Noël, anniversaire ou naissance ?

Nativité

Au milieu des retrouvailles, des repas de fête et de l’échange de cadeaux, les chrétiens se rassemblent au cœur de la nuit… Est-ce simplement pour fêter un anniversaire ? Est-ce que nous venons en regardant en arrière, sur les années qui inéluctablement s’écoulent, sur les Noëls de notre enfance qui ne reviendront plus ? Au contraire, est-ce que c’est une naissance qui nous rassemble ? Et sommes-nous alors tournés vers l’avenir que Dieu prépare pour nous ?

Car le Dieu que nous fêtons à Noël n’est pas seulement le Dieu de quelques-uns, Dieu rejoint toute l’humanité à travers ce qui est partagé par chacun, c’est-à-dire la naissance. Car il s’agit bien d’une naissance en cette nuit de Noel : c’est bien la représentation d’un tout petit enfant que nous déposons dans la crèche. Dieu ne se manifeste pas dans le fracas d’une parole qui tombe du ciel, dans les ouragans qui traversent notre monde et nos propres vies, mais dans cette modeste naissance.

Là, Dieu rejoint l’expérience de toute l’humanité, celle de la naissance. Nous ne sommes pas à l’origine de notre vie, nous l’avons reçue. Et Noël est vraiment ce rappel radical que nous ne sommes pas à l’origine de nous-mêmes, et que la vie nous est confiée.
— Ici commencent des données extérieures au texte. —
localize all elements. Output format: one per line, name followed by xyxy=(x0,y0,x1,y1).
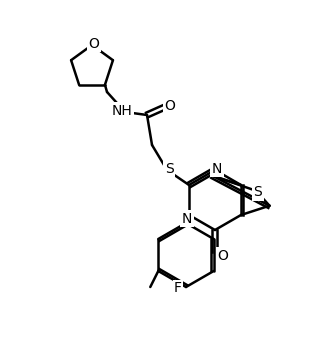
Text: O: O xyxy=(218,248,228,262)
Text: O: O xyxy=(165,99,176,112)
Text: O: O xyxy=(89,36,99,51)
Text: S: S xyxy=(254,185,262,199)
Text: N: N xyxy=(212,161,222,176)
Text: F: F xyxy=(174,281,182,296)
Text: NH: NH xyxy=(112,103,132,118)
Text: S: S xyxy=(165,161,173,176)
Text: N: N xyxy=(182,212,192,226)
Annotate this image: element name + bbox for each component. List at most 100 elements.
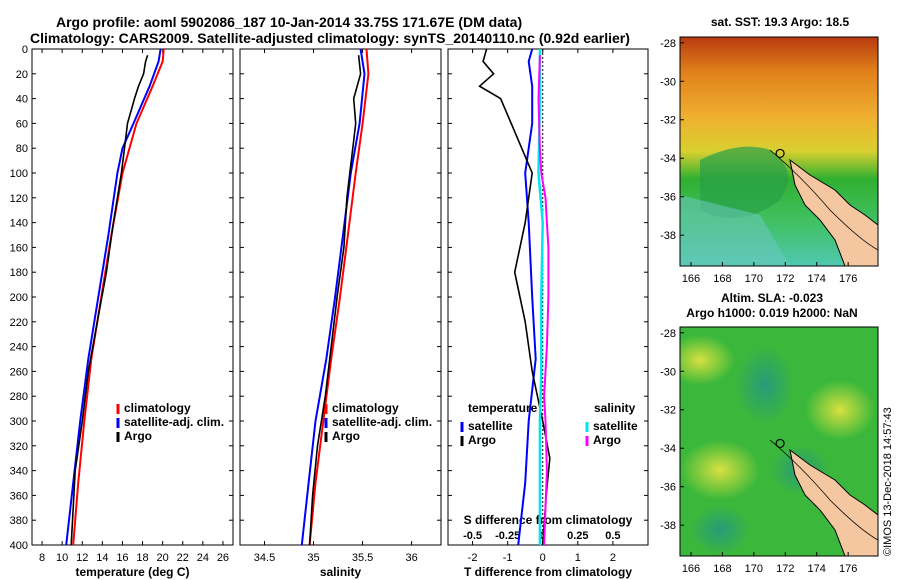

C’est parce que Dieu rejoint l’humanité dans ce qu’il y a de plus commun que les chrétiens, en ce temps de Noel, cherchent à signifier que Dieu aime toute l’humanité et veut la constituer en un peuple nouveau. Les chrétiens  cherchent à inscrire leurs vies comme un service de l’humanité encore en chemin vers cette réconciliation universelle qui nous est promise, et que nous essayons d’anticiper dans notre posture, plus encore que dans nos paroles.

Comprendre Noël comme une naissance de Dieu à l’improviste, et pas comme un anniversaire qui nous retourne vers le passé, manifeste qu’en Jésus-Christ Dieu prend chair humaine, il se fait histoire. Dieu ne surplombe pas l’humanité, en Jésus-Christ, il se fait proche de nous, il renverse la frontière qui sépare l’humanité de la divinité. Non Dieu n’est pas au-dessus de nous, mais il entre au plus intime de nous-mêmes, il pénètre de sa présence tous les aspects de la vie humaine, même les plus banals.

Ceci change alors complètement la prière, souvent conçue comme une activité séparée, où il faudrait oublier le concret de notre existence, se concentrer pour s’abstraire de notre humanité. La prière n’est pas une évasion, une pure répétition de formules toute faites, mais c’est la prise de conscience de notre existence, de cette vie que nous avons reçue, que nous goûtons et que nous cherchons à transmettre, comme parents, comme éducateurs, comme acteurs de la vie sociale. Si c’est bien Dieu qui naît au cœur de notre humanité, alors ce sont toutes les dimensions de notre existence qui deviennent les lieux mêmes de la prière, du rapport intime avec ce Dieu proche de chacun de nous, à tout moment de notre vie.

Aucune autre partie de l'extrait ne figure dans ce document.